The cute guy from accounting
heard it but all she could do was to pretend as if she didn't hear a
thing. But you know all the time that he’s standing there thinking,
"I hope she didn't hear that.”
She thought that sometimes it
would be such a relief to be able to disappear. Well, maybe not
disappear, just not to be such a visible walking target for people to project
their aggression onto. It’s easy for someone to joke about scars if
they’ve never been cut.
She tried so hard to lose weight.
She hated all the energy that the struggle sapped out of her. She hated
going through every day knowing that she was considered unattractive by a huge
percentage of the population because of something she couldn’t help.
“I hate hating my body,” she whispered
aloud.
She loved him. She loved
him from the moment she first saw him in the hallway in junior high. Was
it eight years ago? She would go on loving him until the day she
died. It wasn’t fair. One day he strolled into her life and smiled
at her or something simple like that and her life wasn’t her own anymore.
She was a hostage of sorts. That was how she reasoned it all away.
That love had taken her hostage bit by bit. First it captured her imagination,
and then it stole her heart and finally it took her soul.
It started after
graduation. They were part of the same crowd. He waited for her
when others left her behind and he held doors for her. He listened to
her. He was interested in what she had to say.
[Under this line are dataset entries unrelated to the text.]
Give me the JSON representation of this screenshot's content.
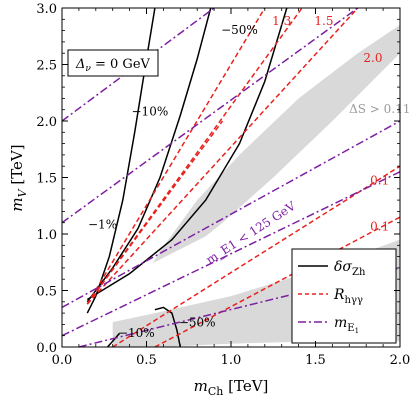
{
  "chart_data": {
    "type": "line",
    "xlabel": "m_Ch [TeV]",
    "ylabel": "m_V [TeV]",
    "xlim": [
      0,
      2.0
    ],
    "ylim": [
      0,
      3.0
    ],
    "xticks": [
      0,
      0.5,
      1.0,
      1.5,
      2.0
    ],
    "xtick_labels": [
      "0.0",
      "0.5",
      "1.0",
      "1.5",
      "2.0"
    ],
    "yticks": [
      0,
      0.5,
      1.0,
      1.5,
      2.0,
      2.5,
      3.0
    ],
    "ytick_labels": [
      "0.0",
      "0.5",
      "1.0",
      "1.5",
      "2.0",
      "2.5",
      "3.0"
    ],
    "parameter_box": "Δ_ν = 0 GeV",
    "shaded_regions": [
      {
        "label": "ΔS > 0.11",
        "color": "#d9d9d9",
        "polygon": [
          [
            0.48,
            0.45
          ],
          [
            0.7,
            0.8
          ],
          [
            0.95,
            1.1
          ],
          [
            1.25,
            1.5
          ],
          [
            1.6,
            2.0
          ],
          [
            1.9,
            2.45
          ],
          [
            2.0,
            2.6
          ],
          [
            2.0,
            2.85
          ],
          [
            1.75,
            2.6
          ],
          [
            1.4,
            2.2
          ],
          [
            1.05,
            1.7
          ],
          [
            0.8,
            1.3
          ],
          [
            0.58,
            0.85
          ],
          [
            0.46,
            0.55
          ]
        ]
      },
      {
        "label": "",
        "color": "#d9d9d9",
        "polygon": [
          [
            0.3,
            0.0
          ],
          [
            0.3,
            0.22
          ],
          [
            0.55,
            0.3
          ],
          [
            1.0,
            0.45
          ],
          [
            1.5,
            0.68
          ],
          [
            2.0,
            0.95
          ],
          [
            2.0,
            0.05
          ],
          [
            1.5,
            0.05
          ],
          [
            1.0,
            0.03
          ],
          [
            0.6,
            0.0
          ]
        ]
      },
      {
        "label": "m_E1 < 125 GeV",
        "color": "#ffffff",
        "polygon": [
          [
            0.15,
            0.45
          ],
          [
            2.0,
            1.85
          ],
          [
            2.0,
            1.4
          ],
          [
            0.15,
            0.18
          ]
        ]
      }
    ],
    "series": [
      {
        "name": "δσ_Zh",
        "color": "#000000",
        "style": "solid",
        "legend_label": "δσ_Zh",
        "curves": [
          {
            "label": "−1%",
            "points": [
              [
                0.15,
                0.3
              ],
              [
                0.2,
                0.45
              ],
              [
                0.28,
                0.8
              ],
              [
                0.36,
                1.3
              ],
              [
                0.43,
                1.9
              ],
              [
                0.5,
                2.55
              ],
              [
                0.55,
                3.0
              ]
            ]
          },
          {
            "label": "−10%",
            "points": [
              [
                0.15,
                0.4
              ],
              [
                0.3,
                0.7
              ],
              [
                0.45,
                1.05
              ],
              [
                0.58,
                1.5
              ],
              [
                0.7,
                2.05
              ],
              [
                0.8,
                2.55
              ],
              [
                0.88,
                3.0
              ]
            ]
          },
          {
            "label": "−50%",
            "points": [
              [
                0.15,
                0.42
              ],
              [
                0.4,
                0.65
              ],
              [
                0.65,
                0.95
              ],
              [
                0.85,
                1.3
              ],
              [
                1.05,
                1.8
              ],
              [
                1.2,
                2.35
              ],
              [
                1.33,
                3.0
              ]
            ]
          },
          {
            "label": "−10%",
            "points": [
              [
                0.27,
                0.0
              ],
              [
                0.34,
                0.12
              ]
            ]
          },
          {
            "label": "−50%",
            "points": [
              [
                0.55,
                0.33
              ],
              [
                0.6,
                0.35
              ],
              [
                0.65,
                0.3
              ],
              [
                0.68,
                0.15
              ],
              [
                0.7,
                0.0
              ]
            ]
          }
        ]
      },
      {
        "name": "R_hγγ",
        "color": "#e8231f",
        "style": "dashed",
        "legend_label": "R_hγγ",
        "curves": [
          {
            "label": "1.3",
            "points": [
              [
                0.15,
                0.38
              ],
              [
                1.2,
                3.0
              ]
            ]
          },
          {
            "label": "1.5",
            "points": [
              [
                0.15,
                0.38
              ],
              [
                1.42,
                3.0
              ]
            ]
          },
          {
            "label": "2.0",
            "points": [
              [
                0.15,
                0.38
              ],
              [
                1.75,
                3.0
              ]
            ]
          },
          {
            "label": "",
            "points": [
              [
                0.15,
                0.38
              ],
              [
                0.95,
                2.0
              ]
            ]
          },
          {
            "label": "0.1",
            "points": [
              [
                0.3,
                0.0
              ],
              [
                2.0,
                1.6
              ]
            ]
          },
          {
            "label": "0.1",
            "points": [
              [
                0.55,
                0.0
              ],
              [
                2.0,
                1.15
              ]
            ]
          }
        ]
      },
      {
        "name": "m_E1",
        "color": "#7d1fa0",
        "style": "dashdot",
        "legend_label": "m_E1",
        "curves": [
          {
            "label": "",
            "points": [
              [
                0.0,
                2.0
              ],
              [
                0.9,
                3.0
              ]
            ]
          },
          {
            "label": "",
            "points": [
              [
                0.0,
                1.1
              ],
              [
                1.75,
                3.0
              ]
            ]
          },
          {
            "label": "",
            "points": [
              [
                0.0,
                0.35
              ],
              [
                2.0,
                2.0
              ]
            ]
          },
          {
            "label": "",
            "points": [
              [
                0.0,
                0.1
              ],
              [
                2.0,
                1.55
              ]
            ]
          },
          {
            "label": "",
            "points": [
              [
                0.1,
                0.0
              ],
              [
                2.0,
                0.7
              ]
            ]
          }
        ]
      }
    ],
    "annotations": [
      {
        "text": "−50%",
        "x": 1.05,
        "y": 2.77,
        "color": "#000000",
        "rotate": 0
      },
      {
        "text": "−10%",
        "x": 0.52,
        "y": 2.05,
        "color": "#000000",
        "rotate": 0
      },
      {
        "text": "−1%",
        "x": 0.24,
        "y": 1.05,
        "color": "#000000",
        "rotate": 0
      },
      {
        "text": "1.3",
        "x": 1.3,
        "y": 2.85,
        "color": "#e8231f",
        "rotate": 0
      },
      {
        "text": "1.5",
        "x": 1.55,
        "y": 2.85,
        "color": "#e8231f",
        "rotate": 0
      },
      {
        "text": "2.0",
        "x": 1.84,
        "y": 2.52,
        "color": "#e8231f",
        "rotate": 0
      },
      {
        "text": "ΔS > 0.11",
        "x": 1.88,
        "y": 2.07,
        "color": "#9a9a9a",
        "rotate": 0
      },
      {
        "text": "0.1",
        "x": 1.88,
        "y": 1.44,
        "color": "#e8231f",
        "rotate": 0
      },
      {
        "text": "0.1",
        "x": 1.88,
        "y": 1.03,
        "color": "#e8231f",
        "rotate": 0
      },
      {
        "text": "−10%",
        "x": 0.44,
        "y": 0.09,
        "color": "#000000",
        "rotate": 0
      },
      {
        "text": "−50%",
        "x": 0.8,
        "y": 0.18,
        "color": "#000000",
        "rotate": 0
      },
      {
        "text": "m_E1 < 125 GeV",
        "x": 1.13,
        "y": 0.98,
        "color": "#7d1fa0",
        "rotate": -33
      }
    ],
    "legend": {
      "placement": "bottom-right"
    }
  }
}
And because of all
those things, she spoke to him freely and revealed herself to him in long
conversations sitting on the grass by Colony Pond. She had long ago
forgotten the words he spoke to her but for the remainder of her life she would
never forget how those words made her feel important and safe. She never
forgot anything about him, the way he stood, the way he sounded, and a hundred
little things.
As the months went by, the
crowd thinned. A few left for college, others for the army. She
stayed. He stayed. He married his wife and began his affair with
her a few weeks later. There were other men that came through her life,
but the love she couldn’t have was the love that lasted the longest, took the
biggest toll, felt the strongest, and hurt the deepest.
She wondered what would
happen if she ended it. Would she fall out of love? Can a person
fall out of love, true love? Does that happen, she wondered? Is it
possible that there is an emotion so powerful that it finds a place in our
soul? Is true love eternal?
What they were doing was wrong and it bothered
her. It made her feel cheap...he made her feel cheap. It was a sort
of madness. She liked to think that in a world filled with self-serving
practicality there was something noble in her undying love for him. It
was unselfish and stoic and all the other right reasons. All that she
wanted was to be something in his life, but she knew in her heart of hearts,
that their turn would never come. Her head was leaned against the window
curtains and in her nostrils was the odor of dusty linen.
She could stop the hurt he caused
her and she could stop it now. She could end it tonight, now, here, at
this moment. All she had to do was get up and leave.